In the same poll, though, 52 percent of respondents opposed Democrats seeking to delay the trial. So the decision to move ahead under terms dictated by McConnell may have seemed necessary, from a poll-watching standpoint. Still, it’s impossible not to see it as a capitulation to a defeat in the Senate—one which Trump will tout as a complete exoneration.

And while the last phase of the impeachment fight was about convincing the public that a trial matters, and that it ought to include witnesses, the next phase will be about trying to convince the public to hold Republicans accountable where the Democrats could not. Democrats think they can make the case that potentially vulnerable senators like Collins, Colorado’s Cory Gardner, North Carolina’s Thom Tillis, and Arizona’s Martha McSally have shirked their duty.

A Senate Democratic aide pointed to fresh surveys from a Democratic pollster that indicated that these four at least would be viewed unfavorably in their home states if they blocked witnesses and documents. But that polling took place in a context where Democrats were actively fighting for impeachment, rather than yielding to McConnell themselves.

On Monday we got the first taste of what Democratic efforts to target these senators might look like with the release of a super PAC ad in Arizona going after McSally.
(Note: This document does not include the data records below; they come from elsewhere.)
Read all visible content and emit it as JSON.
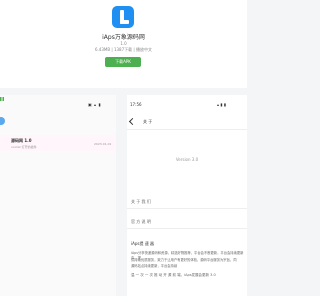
{
  "app": {
    "name": "iAps万象源码网",
    "version": "1.0",
    "meta": "6.43MB | 1387下载 | 播放中文",
    "download_label": "下载APK"
  },
  "phone_left": {
    "status_icons": "▣ ▴ ▮",
    "card": {
      "title": "源码网 1.0",
      "subtitle": "vcolist 打开的插件",
      "time": "2023-01-01"
    }
  },
  "phone_right": {
    "status_time": "17:56",
    "status_icons": "▴ ▮ ▮",
    "nav_title": "关 于",
    "version_text": "Version 3.0",
    "row_1": "关 于 我 们",
    "row_2": "官 方 说 明",
    "section_title": "iAps提 速 器",
    "body_text_1": "iAps分享快递源码和资源，精选好物推荐，平台会不断更新，平台会持续更新中，提",
    "body_text_2": "供持续优质服务，致力于让用户有更好的体验，源码平台服务为宗旨，同",
    "body_text_3": "源码站点持续更新，平台会持续",
    "footer_text": "温 一 次 一 次 推 动 开 源 前 端，iAps发展会更新 3.0"
  },
  "colors": {
    "brand_blue": "#1f8ff2",
    "download_green": "#4caf50"
  }
}
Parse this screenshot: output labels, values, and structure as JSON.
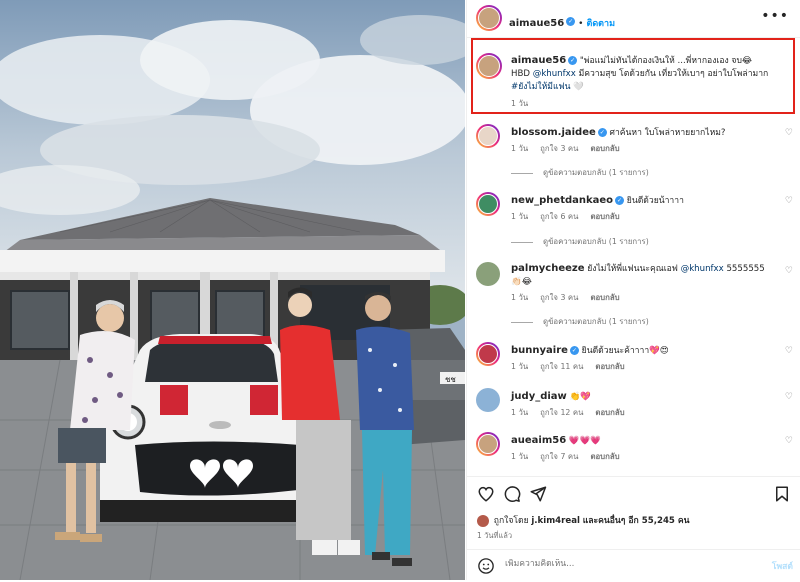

The campaign portrayed McSally wearing a golden arches fast food franchise branded uniform labeled “McSally’s.” It accused her of flip-flopping (like a burger!) on Deferred Action for Childhood Arrivals and of being dismissive of the Ukraine scandal.

The ad leaned heavily into soft drink imagery, showing a cartoon cutout of a fast-food uniformed McSally selling “souvenir cups” featuring a previous quote of the senator’s calling the Ukraine investigation a “kamikaze mission” for Democrats. The idea is that the voters should keep holding that against her, even after the Democrats let the impeachment trial crash and burn.

Update, Jan. 8, 2020, at 12:10 p.m.: On Tuesday evening, Pelosi sent out a “Dear Colleague” letter to fellow members of the House indicating that before transmitting articles of impeachment to the Senate, she wanted to see the specific resolution McConnell was proposing. “It is important that he immediately publish this resolution, so that, as I have said before, we can see the arena in which we will be participating, appoint managers and transmit the articles to the Senate,” Pelosi said. McConnell has said consistently that he’d like to use the 1999 Bill Clinton impeachment resolution as a template and said on Tuesday, “We’ll be glad to show [the resolution] to you when we unveil it.”